Mais si l'homme universel défini par le dessin de Léonard s'inscrit dans un carré ou dans un cercle, c'est la première fois que des instances extérieures, le voleur de caméra et la tempête de la soi-disant haute définition, priveront le cinéaste de la gaieté et de la joie de son format d'image 16 millimètres, à la sensualité et à l'optique de son oeil. Privé d'une chose qui était plus qu'une caméra, sa compagne avec laquelle il s'est toujours filmé dans des rapports saints et réels, aux proportions idéales du corps humain. Et le voilà maintenant devant une autre caméra, une caméra digitale, une caméra qui déforme la vision humaine, qui ne lui correspond pas, une caméra qui enregistre à travers un nouveau format d'image, un format dont pour l'instant personne n'a besoin. Le cinéaste des Boris, sans sa caméra, se retrouve face à la froidure du monde concentrée dans ce format-là, à travers cette fenêtre-là, engendrant une image qui a d'ailleurs à la fois la forme d'un soupirail (cette petite chose au ras des trottoirs), et aussi celle d'un carnet de chèque. Sachant cela, les premières prises de vue, montreront une métamorphose et un premier passage vers une économie stricte du numérique.

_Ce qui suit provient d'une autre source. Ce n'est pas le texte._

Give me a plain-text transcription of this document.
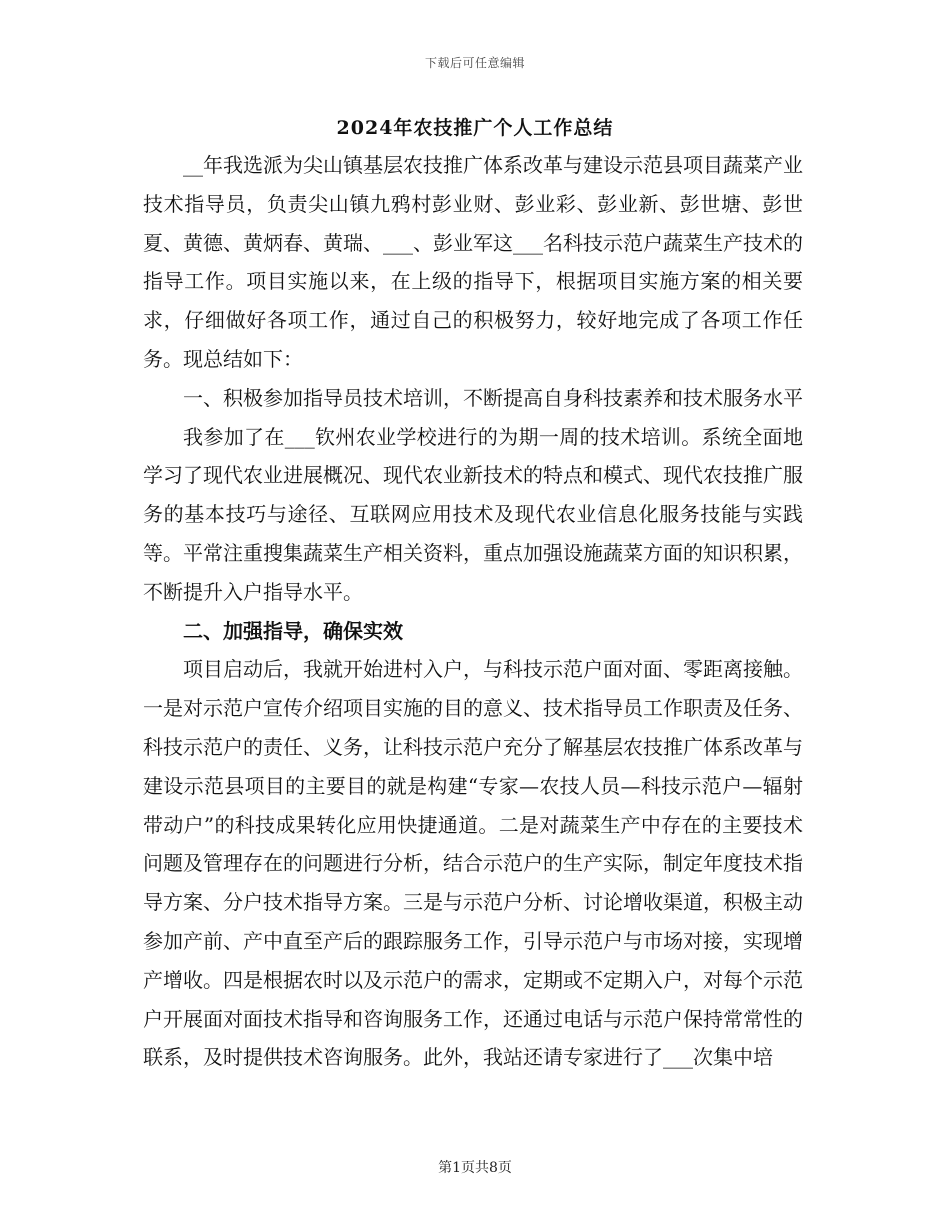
下载后可任意编辑
2024年农技推广个人工作总结

__年我选派为尖山镇基层农技推广体系改革与建设示范县项目蔬菜产业技术指导员，负责尖山镇九鸦村彭业财、彭业彩、彭业新、彭世塘、彭世夏、黄德、黄炳春、黄瑞、___、彭业军这___名科技示范户蔬菜生产技术的指导工作。项目实施以来，在上级的指导下，根据项目实施方案的相关要求，仔细做好各项工作，通过自己的积极努力，较好地完成了各项工作任务。现总结如下：

一、积极参加指导员技术培训，不断提高自身科技素养和技术服务水平

我参加了在___钦州农业学校进行的为期一周的技术培训。系统全面地学习了现代农业进展概况、现代农业新技术的特点和模式、现代农技推广服务的基本技巧与途径、互联网应用技术及现代农业信息化服务技能与实践等。平常注重搜集蔬菜生产相关资料，重点加强设施蔬菜方面的知识积累，不断提升入户指导水平。

二、加强指导，确保实效

项目启动后，我就开始进村入户，与科技示范户面对面、零距离接触。一是对示范户宣传介绍项目实施的目的意义、技术指导员工作职责及任务、科技示范户的责任、义务，让科技示范户充分了解基层农技推广体系改革与建设示范县项目的主要目的就是构建“专家—农技人员—科技示范户—辐射带动户”的科技成果转化应用快捷通道。二是对蔬菜生产中存在的主要技术问题及管理存在的问题进行分析，结合示范户的生产实际，制定年度技术指导方案、分户技术指导方案。三是与示范户分析、讨论增收渠道，积极主动参加产前、产中直至产后的跟踪服务工作，引导示范户与市场对接，实现增产增收。四是根据农时以及示范户的需求，定期或不定期入户，对每个示范户开展面对面技术指导和咨询服务工作，还通过电话与示范户保持常常性的联系，及时提供技术咨询服务。此外，我站还请专家进行了___次集中培

第1页共8页
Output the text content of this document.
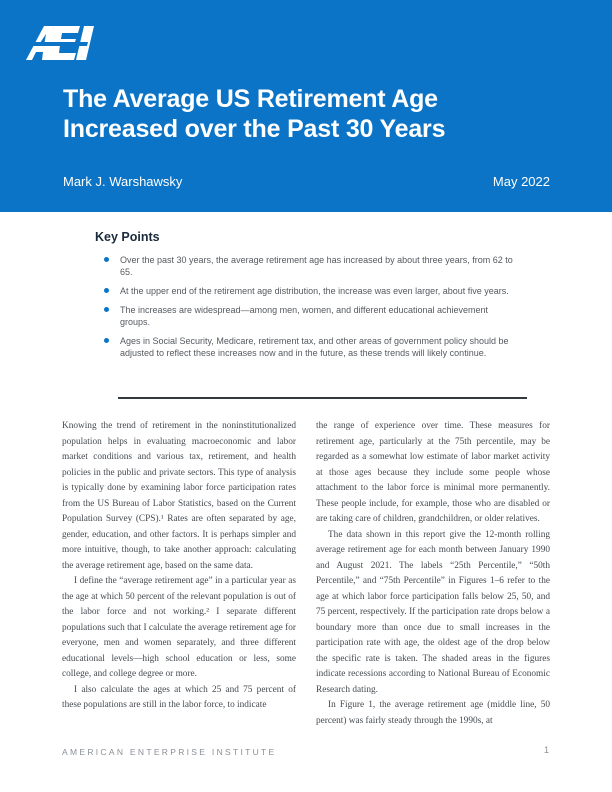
The Average US Retirement Age
Increased over the Past 30 Years
Mark J. Warshawsky	May 2022
Key Points
Over the past 30 years, the average retirement age has increased by about three years, from 62 to 65.
At the upper end of the retirement age distribution, the increase was even larger, about five years.
The increases are widespread—among men, women, and different educational achievement groups.
Ages in Social Security, Medicare, retirement tax, and other areas of government policy should be adjusted to reflect these increases now and in the future, as these trends will likely continue.

Knowing the trend of retirement in the noninstitutionalized population helps in evaluating macroeconomic and labor market conditions and various tax, retirement, and health policies in the public and private sectors. This type of analysis is typically done by examining labor force participation rates from the US Bureau of Labor Statistics, based on the Current Population Survey (CPS).¹ Rates are often separated by age, gender, education, and other factors. It is perhaps simpler and more intuitive, though, to take another approach: calculating the average retirement age, based on the same data.

I define the “average retirement age” in a particular year as the age at which 50 percent of the relevant population is out of the labor force and not working.² I separate different populations such that I calculate the average retirement age for everyone, men and women separately, and three different educational levels—high school education or less, some college, and college degree or more.

I also calculate the ages at which 25 and 75 percent of these populations are still in the labor force, to indicate

the range of experience over time. These measures for retirement age, particularly at the 75th percentile, may be regarded as a somewhat low estimate of labor market activity at those ages because they include some people whose attachment to the labor force is minimal more permanently. These people include, for example, those who are disabled or are taking care of children, grandchildren, or older relatives.

The data shown in this report give the 12-month rolling average retirement age for each month between January 1990 and August 2021. The labels “25th Percentile,” “50th Percentile,” and “75th Percentile” in Figures 1–6 refer to the age at which labor force participation falls below 25, 50, and 75 percent, respectively. If the participation rate drops below a boundary more than once due to small increases in the participation rate with age, the oldest age of the drop below the specific rate is taken. The shaded areas in the figures indicate recessions according to National Bureau of Economic Research dating.

In Figure 1, the average retirement age (middle line, 50 percent) was fairly steady through the 1990s, at

AMERICAN ENTERPRISE INSTITUTE	1
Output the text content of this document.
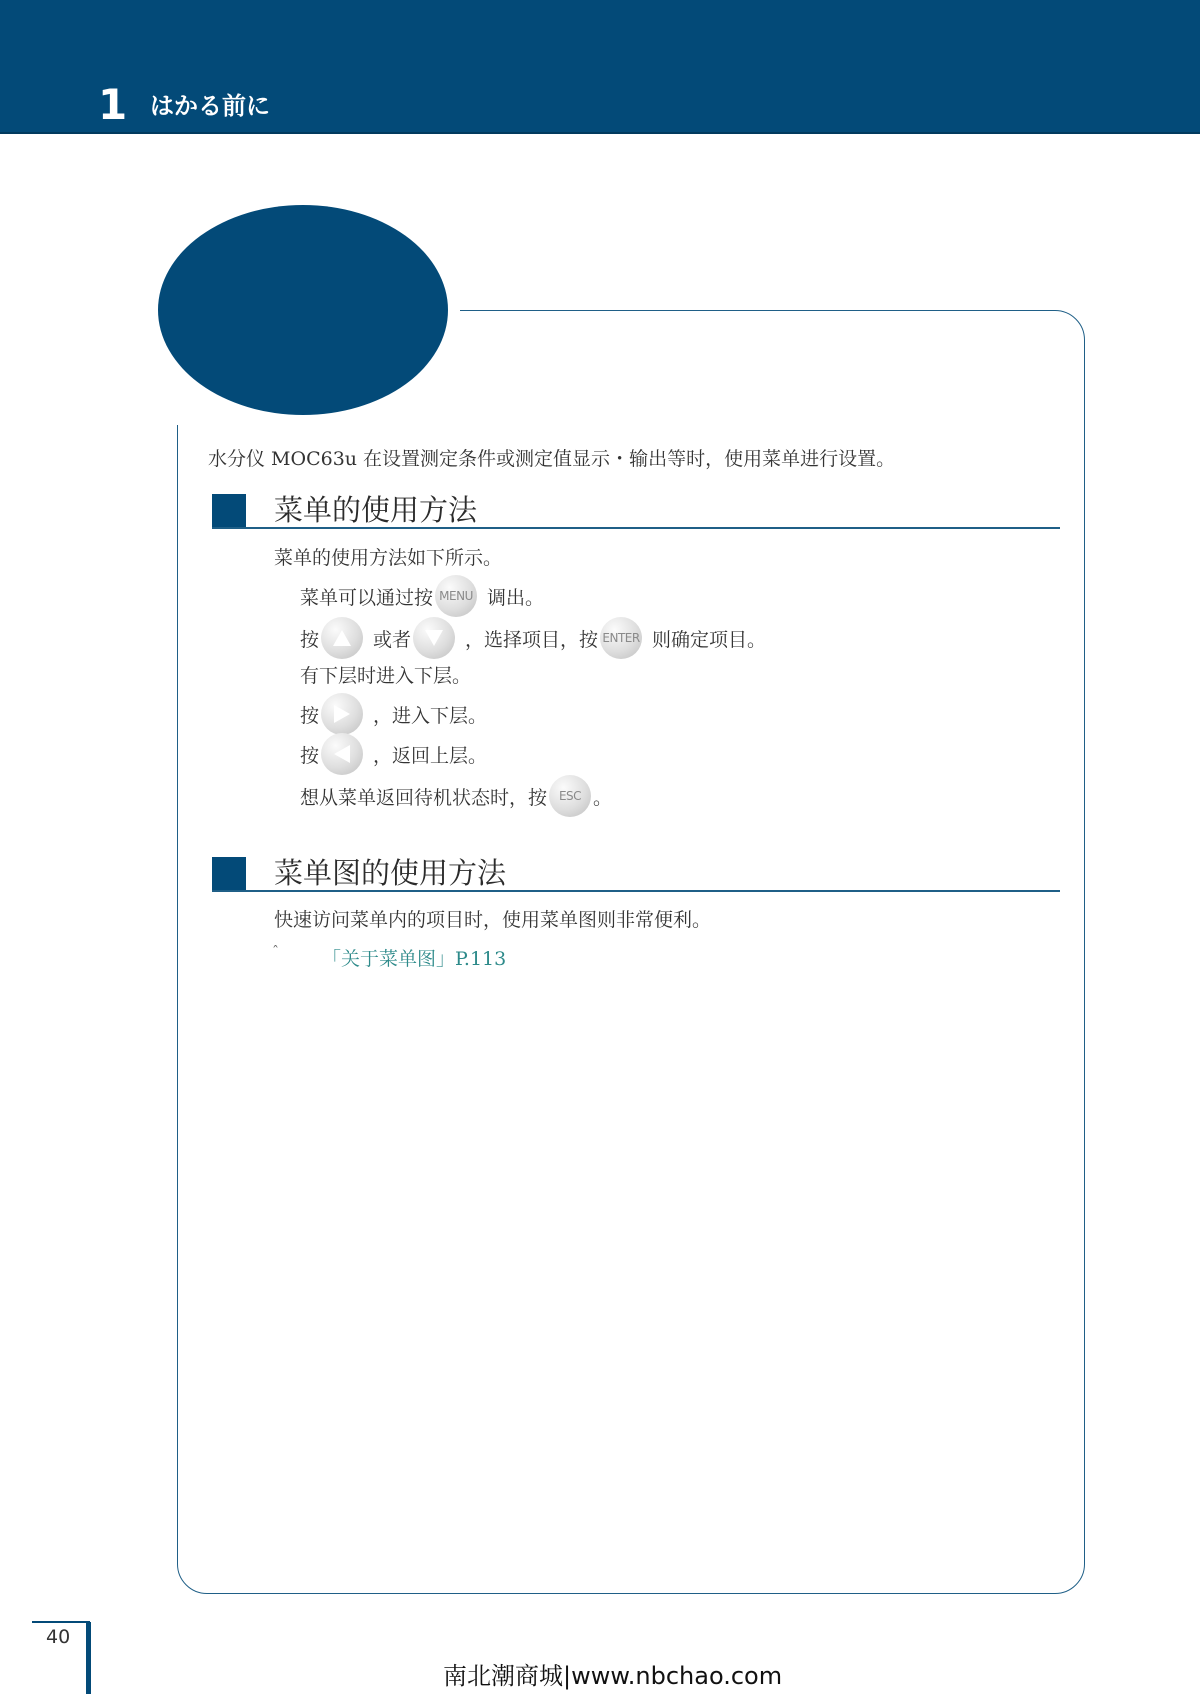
1 はかる前に
水分仪 MOC63u 在设置测定条件或测定值显示・输出等时，使用菜单进行设置。
菜单的使用方法
菜单的使用方法如下所示。
菜单可以通过按 MENU 调出。
按	或者	，选择项目，按 ENTER 则确定项目。
有下层时进入下层。
按	，进入下层。
按	，返回上层。
想从菜单返回待机状态时，按 ESC 。
菜单图的使用方法
快速访问菜单内的项目时，使用菜单图则非常便利。
ˆ 「关于菜单图」P.113
40
南北潮商城|www.nbchao.com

La métamorphose de Boris de l'être pelliculisé à l'être digitalisé

Souviens-toi, ils sont dans la barque qui va d’une rive à l'autre, avec des accessoires fatals. Qu'on y regarde de près, on verra que le vase qu'ils transportent est ainsi le véritable emblème du drame romantique de la fatalité, qu'à côté de lui il y a les rêves : les ailes, éléments avant tout temporel, contrairement aux éléments solides liés à la vie d'ici-bas. De là, ils se dirigent vers d'autres éléments, les éléments abstraits de l'évocation du derniers jours du philosophe juif allemand Walter Benjamin. Oui, je ne vous l'avais pas encore dit, mais c'est lui maintenant, qui va déterminer l'histoire de nos égarements. Pour tenter d'arriver au bout de notre labyrinthe, pour en gagner la sortie, il nous servira de miroir ; en lui se refléteront les figures de Boris, de la même façon que dans les figures de Boris se refléteront les images du penseur : le chiffonnier, l'ange et le petit bossu. C'est comme ça que se fait le film, que nous nous investissons dans son mécanisme.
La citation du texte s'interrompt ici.